Colgate-Palmolive Company reported a net sales increase of 15.5% for the first quarter of 2008 compared to the same period in 2007, reaching $3.71 billion. This growth was driven by a combination of volume increases (5.0%), net selling price adjustments (3.0%), and a favorable foreign exchange impact (7.5%). The company continues to execute its 2004 Restructuring Program, which is progressing on schedule and is expected to deliver significant annual savings upon completion. Net income for the quarter was $466.5 million, a slight decrease from $486.6 million in the prior year, resulting in diluted earnings per share of $0.86 compared to $0.89 in the first quarter of 2007. The decrease in net income is attributed to factors including restructuring charges and a gain on the sale of non-core assets in the prior year, partially offset by lower interest expenses and a more favorable tax rate in the current quarter. The company also announced an 11% increase in its annualized common stock dividend.

Key Highlights

  • 1Net sales increased by 15.5% to $3.71 billion, driven by 5.0% volume growth and 3.0% price increases, with a 7.5% positive foreign exchange impact.

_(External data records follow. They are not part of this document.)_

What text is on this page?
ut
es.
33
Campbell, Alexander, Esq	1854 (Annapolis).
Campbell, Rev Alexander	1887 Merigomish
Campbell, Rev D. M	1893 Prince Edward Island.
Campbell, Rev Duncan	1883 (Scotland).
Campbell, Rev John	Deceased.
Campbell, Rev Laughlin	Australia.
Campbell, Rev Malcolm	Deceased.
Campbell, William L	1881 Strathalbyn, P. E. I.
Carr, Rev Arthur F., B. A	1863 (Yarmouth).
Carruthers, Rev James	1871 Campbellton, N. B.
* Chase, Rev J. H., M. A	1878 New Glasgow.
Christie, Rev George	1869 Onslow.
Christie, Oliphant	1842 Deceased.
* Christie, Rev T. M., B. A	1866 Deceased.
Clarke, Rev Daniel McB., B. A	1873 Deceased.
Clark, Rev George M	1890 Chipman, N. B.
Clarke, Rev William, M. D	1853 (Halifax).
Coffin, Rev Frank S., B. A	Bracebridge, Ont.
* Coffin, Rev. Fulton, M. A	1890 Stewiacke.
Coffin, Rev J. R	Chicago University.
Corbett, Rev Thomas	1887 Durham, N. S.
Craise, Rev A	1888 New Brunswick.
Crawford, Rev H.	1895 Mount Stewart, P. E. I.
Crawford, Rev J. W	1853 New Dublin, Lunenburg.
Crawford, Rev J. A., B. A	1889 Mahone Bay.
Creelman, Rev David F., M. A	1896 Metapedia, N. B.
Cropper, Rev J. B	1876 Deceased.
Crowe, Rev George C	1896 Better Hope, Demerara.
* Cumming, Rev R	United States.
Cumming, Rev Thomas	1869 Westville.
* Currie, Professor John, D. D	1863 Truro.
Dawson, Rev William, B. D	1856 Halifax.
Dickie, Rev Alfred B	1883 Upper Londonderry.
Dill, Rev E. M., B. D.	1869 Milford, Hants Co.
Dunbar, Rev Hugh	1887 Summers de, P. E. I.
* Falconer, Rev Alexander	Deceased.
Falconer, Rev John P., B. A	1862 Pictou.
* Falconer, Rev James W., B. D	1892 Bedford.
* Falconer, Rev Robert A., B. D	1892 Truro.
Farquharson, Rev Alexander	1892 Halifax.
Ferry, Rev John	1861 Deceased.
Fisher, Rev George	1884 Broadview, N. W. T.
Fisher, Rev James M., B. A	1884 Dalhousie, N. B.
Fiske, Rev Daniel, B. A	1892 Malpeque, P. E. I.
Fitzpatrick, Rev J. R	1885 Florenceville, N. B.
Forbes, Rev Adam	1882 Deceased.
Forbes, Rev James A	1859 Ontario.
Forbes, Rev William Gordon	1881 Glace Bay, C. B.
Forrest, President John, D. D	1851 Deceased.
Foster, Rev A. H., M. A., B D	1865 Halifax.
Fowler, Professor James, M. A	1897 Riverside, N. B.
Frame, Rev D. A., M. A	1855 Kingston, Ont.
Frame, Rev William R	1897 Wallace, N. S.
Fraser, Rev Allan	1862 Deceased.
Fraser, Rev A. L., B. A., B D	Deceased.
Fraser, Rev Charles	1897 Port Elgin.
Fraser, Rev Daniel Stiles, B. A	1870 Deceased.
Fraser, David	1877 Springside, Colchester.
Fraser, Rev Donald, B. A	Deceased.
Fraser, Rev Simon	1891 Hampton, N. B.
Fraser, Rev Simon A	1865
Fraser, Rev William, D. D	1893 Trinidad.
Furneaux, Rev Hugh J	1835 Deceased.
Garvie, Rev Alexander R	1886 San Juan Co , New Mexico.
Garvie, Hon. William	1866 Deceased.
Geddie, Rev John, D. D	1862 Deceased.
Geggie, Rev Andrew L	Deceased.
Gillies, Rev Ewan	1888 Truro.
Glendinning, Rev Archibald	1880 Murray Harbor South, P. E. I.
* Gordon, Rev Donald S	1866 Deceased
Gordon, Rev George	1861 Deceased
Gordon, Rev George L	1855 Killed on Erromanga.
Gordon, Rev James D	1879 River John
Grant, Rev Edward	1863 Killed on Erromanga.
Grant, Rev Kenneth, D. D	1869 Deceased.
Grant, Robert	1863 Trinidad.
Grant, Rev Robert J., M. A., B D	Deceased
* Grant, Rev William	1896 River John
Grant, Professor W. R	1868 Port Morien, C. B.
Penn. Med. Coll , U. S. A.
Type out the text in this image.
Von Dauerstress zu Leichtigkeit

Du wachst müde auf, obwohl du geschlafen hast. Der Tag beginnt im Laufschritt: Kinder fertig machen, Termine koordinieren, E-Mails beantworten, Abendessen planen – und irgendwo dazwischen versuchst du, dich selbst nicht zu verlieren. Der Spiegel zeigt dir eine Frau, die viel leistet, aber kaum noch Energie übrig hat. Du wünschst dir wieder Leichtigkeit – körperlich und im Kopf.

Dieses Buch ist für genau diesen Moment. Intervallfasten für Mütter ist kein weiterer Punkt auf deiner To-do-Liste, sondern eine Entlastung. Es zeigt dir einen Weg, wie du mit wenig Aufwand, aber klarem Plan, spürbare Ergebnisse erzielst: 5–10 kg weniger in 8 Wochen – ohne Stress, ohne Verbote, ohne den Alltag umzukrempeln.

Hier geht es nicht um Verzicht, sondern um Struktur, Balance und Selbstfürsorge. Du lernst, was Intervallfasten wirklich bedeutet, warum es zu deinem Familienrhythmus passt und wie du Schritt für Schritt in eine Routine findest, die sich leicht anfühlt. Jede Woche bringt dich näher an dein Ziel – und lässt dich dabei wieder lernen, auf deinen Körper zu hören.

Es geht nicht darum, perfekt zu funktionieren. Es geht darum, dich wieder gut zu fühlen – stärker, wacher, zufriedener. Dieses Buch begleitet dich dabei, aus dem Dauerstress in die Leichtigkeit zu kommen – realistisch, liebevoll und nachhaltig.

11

  • 2Diluted Earnings Per Share (EPS) decreased to $0.86 from $0.89 in the prior year's first quarter.
  • 3Net income was $466.5 million, down from $486.6 million in Q1 2007, influenced by restructuring charges and a prior year gain on asset sale.
  • 4The company's 2004 Restructuring Program is on track for completion by year-end 2008, with estimated pretax charges between $1,000 and $1,075 million.
  • 5Operating profit for the quarter rose 11% to $723.7 million, driven by strong performance across all segments, particularly Greater Asia/Africa and Latin America.
  • 6The company announced an 11% increase in its annualized common stock dividend to $1.60 per share.
  • 7Cash flow from operations improved significantly, increasing by 17% to $569.9 million.